Re: [Patch] non blocking writes in core

2013-11-21 Thread Joe Orton
On Tue, Nov 19, 2013 at 07:44:07PM +0200, Graham Leggett wrote:
 On 18 Nov 2013, at 1:24 PM, Plüm, Rüdiger, Vodafone Group 
 ruediger.pl...@vodafone.com wrote:
 
  +rv = send_brigade_nonblocking(net-client_socket, bb,
  +  (ctx-bytes_written), c);
  +if (APR_STATUS_IS_EAGAIN(rv)) {
  +setaside_remaining_output(f, ctx, bb, c);
  +}
  +else if (rv != APR_EAGAIN) {
  
  What if rv is APR_SUCCESS?
 
 This is indeed broken, fixed.
 
 Some more testing has revealed that mod_ssl's output filter breaks 
 rules 2 and 5 of the 10 output filter rules published here: 
 http://httpd.apache.org/docs/trunk/da/developer/output-filters.html#rules

Those rules are written (explicitly) for resource-level filters.  They 
would have to be a little different for CONNECTION level, e.g. EOS 
handling should probably be different... though I'm not sure how we'd 
write the rule.  Probably connection filters should delete or pass EOS, 
since they don't (shouldn't) care about request boundaries.  Dunno.

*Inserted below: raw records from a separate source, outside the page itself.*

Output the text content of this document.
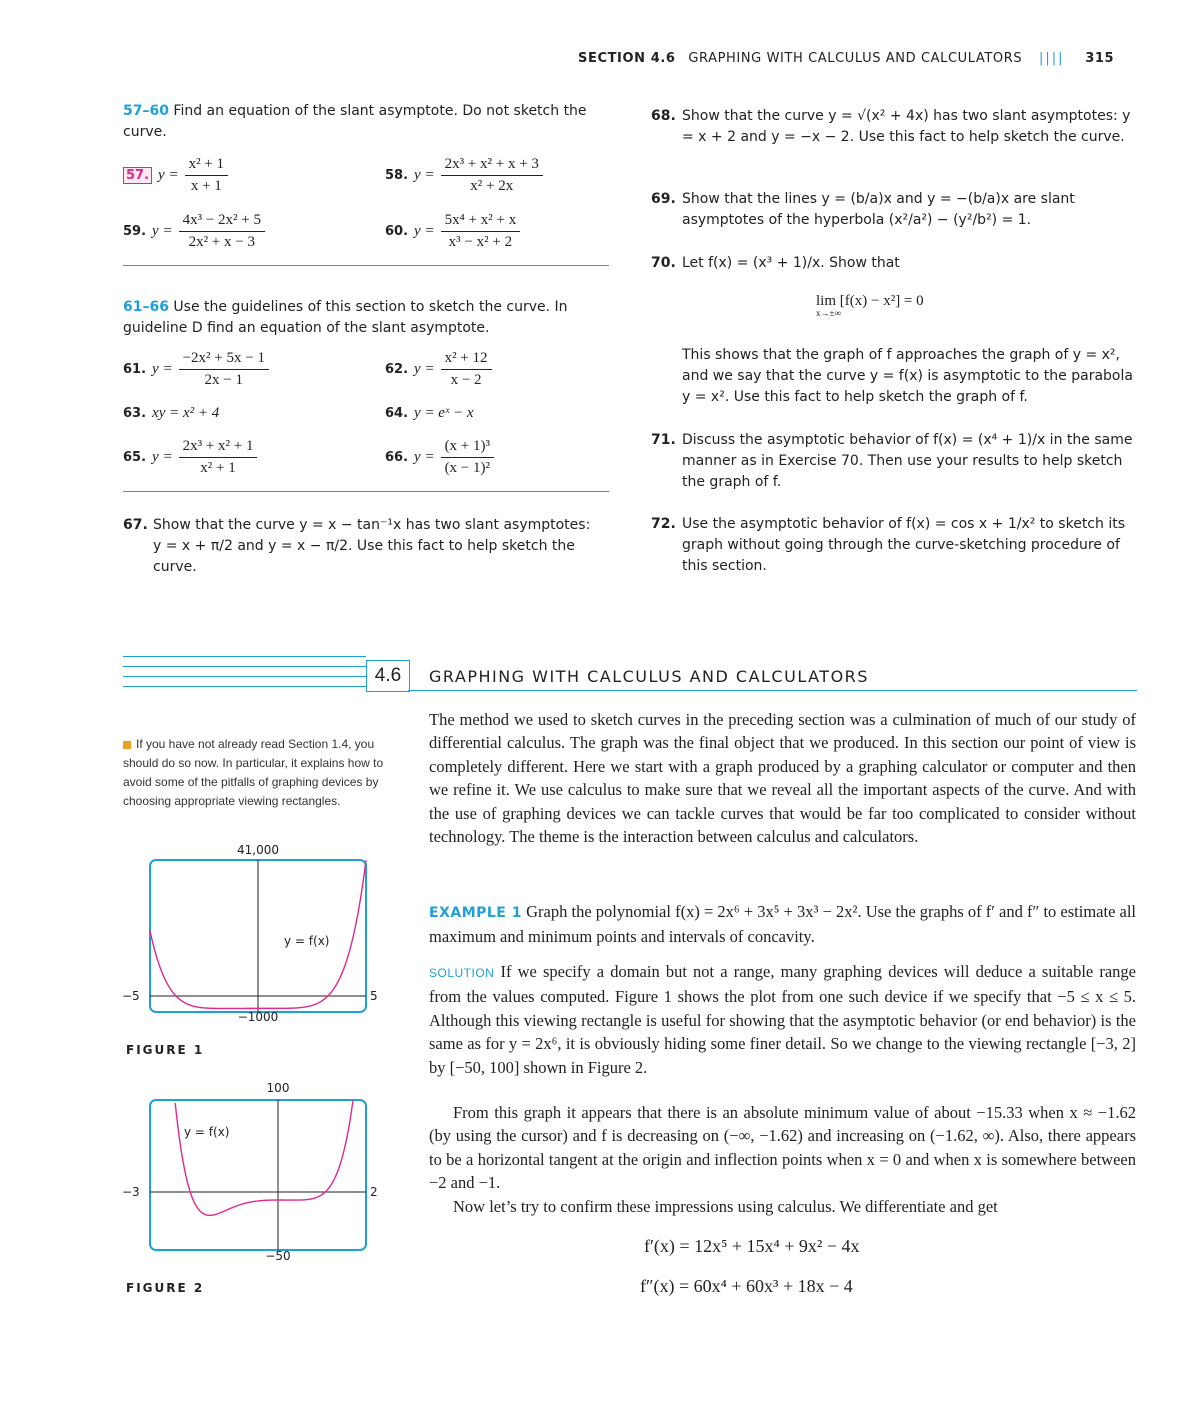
SECTION 4.6 GRAPHING WITH CALCULUS AND CALCULATORS |||| 315
57–60 Find an equation of the slant asymptote. Do not sketch the curve.
57. $y = \frac{\text{x² + 1}}{x + 1}$	58. $y = \frac{\text{2x³ + x² + x + 3}}{\text{x² + 2x}}$
59. $y = \frac{\text{4x³ − 2x² + 5}}{\text{2x² + x − 3}}$	60. $y = \frac{\text{5x⁴ + x² + x}}{\text{x³ − x² + 2}}$
61–66 Use the guidelines of this section to sketch the curve. In guideline D find an equation of the slant asymptote.
61. $y = \frac{\text{−2x² + 5x − 1}}{2x - 1}$	62. $y = \frac{\text{x² + 12}}{x - 2}$
63. xy = x² + 4	64. y = eˣ − x
65. $y = \frac{\text{2x³ + x² + 1}}{\text{x² + 1}}$	66. $y = \frac{\text{(x + 1)³}}{\text{(x − 1)²}}$
67. Show that the curve y = x − tan⁻¹x has two slant asymptotes: y = x + π/2 and y = x − π/2. Use this fact to help sketch the curve.
68. Show that the curve y = √(x² + 4x) has two slant asymptotes: y = x + 2 and y = −x − 2. Use this fact to help sketch the curve.
69. Show that the lines y = (b/a)x and y = −(b/a)x are slant asymptotes of the hyperbola (x²/a²) − (y²/b²) = 1.
70. Let f(x) = (x³ + 1)/x. Show that
lim [f(x) − x²] = 0
x→±∞
This shows that the graph of f approaches the graph of y = x², and we say that the curve y = f(x) is asymptotic to the parabola y = x². Use this fact to help sketch the graph of f.
71. Discuss the asymptotic behavior of f(x) = (x⁴ + 1)/x in the same manner as in Exercise 70. Then use your results to help sketch the graph of f.
72. Use the asymptotic behavior of f(x) = cos x + 1/x² to sketch its graph without going through the curve-sketching procedure of this section.
4.6 GRAPHING WITH CALCULUS AND CALCULATORS
If you have not already read Section 1.4, you should do so now. In particular, it explains how to avoid some of the pitfalls of graphing devices by choosing appropriate viewing rectangles.
The method we used to sketch curves in the preceding section was a culmination of much of our study of differential calculus. The graph was the final object that we produced. In this section our point of view is completely different. Here we start with a graph produced by a graphing calculator or computer and then we refine it. We use calculus to make sure that we reveal all the important aspects of the curve. And with the use of graphing devices we can tackle curves that would be far too complicated to consider without technology. The theme is the interaction between calculus and calculators.
EXAMPLE 1 Graph the polynomial f(x) = 2x⁶ + 3x⁵ + 3x³ − 2x². Use the graphs of f′ and f″ to estimate all maximum and minimum points and intervals of concavity.
SOLUTION If we specify a domain but not a range, many graphing devices will deduce a suitable range from the values computed. Figure 1 shows the plot from one such device if we specify that −5 ≤ x ≤ 5. Although this viewing rectangle is useful for showing that the asymptotic behavior (or end behavior) is the same as for y = 2x⁶, it is obviously hiding some finer detail. So we change to the viewing rectangle [−3, 2] by [−50, 100] shown in Figure 2.
From this graph it appears that there is an absolute minimum value of about −15.33 when x ≈ −1.62 (by using the cursor) and f is decreasing on (−∞, −1.62) and increasing on (−1.62, ∞). Also, there appears to be a horizontal tangent at the origin and inflection points when x = 0 and when x is somewhere between −2 and −1.
Now let’s try to confirm these impressions using calculus. We differentiate and get
f′(x) = 12x⁵ + 15x⁴ + 9x² − 4x
f″(x) = 60x⁴ + 60x³ + 18x − 4
41,000
−1000
−5	5
y = f(x)
FIGURE 1
100
−50
−3	2
y = f(x)
FIGURE 2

mod_ssl's output filter goes to some effort to apply (10) consistently, 
and is agnostic to data bucket types (5), but yeah, the metadata 
handling is looks wrong as you say.

Regards, Joe


Re: [Patch] non blocking writes in core

2013-11-21 Thread Graham Leggett
On 21 Nov 2013, at 10:43 AM, Joe Orton jor...@redhat.com wrote:

 Those rules are written (explicitly) for resource-level filters.  They 
 would have to be a little different for CONNECTION level, e.g. EOS 
 handling should probably be different... though I'm not sure how we'd 
 write the rule.  Probably connection filters should delete or pass EOS, 
 since they don't (shouldn't) care about request boundaries.  Dunno.
 
 mod_ssl's output filter goes to some effort to apply (10) consistently, 
 and is agnostic to data bucket types (5), but yeah, the metadata 
 handling is looks wrong as you say.

Having looked at this is a little deeper, having implemented the initial pass 
at nonblocking support for the core, and then trying to implement how mod_ssl 
might use this, it has uncovered another snag - filters right now assume that 
APR_EAGAIN is a fatal error and leave immediately, when in reality we might be 
half way through transforming and writing a brigade.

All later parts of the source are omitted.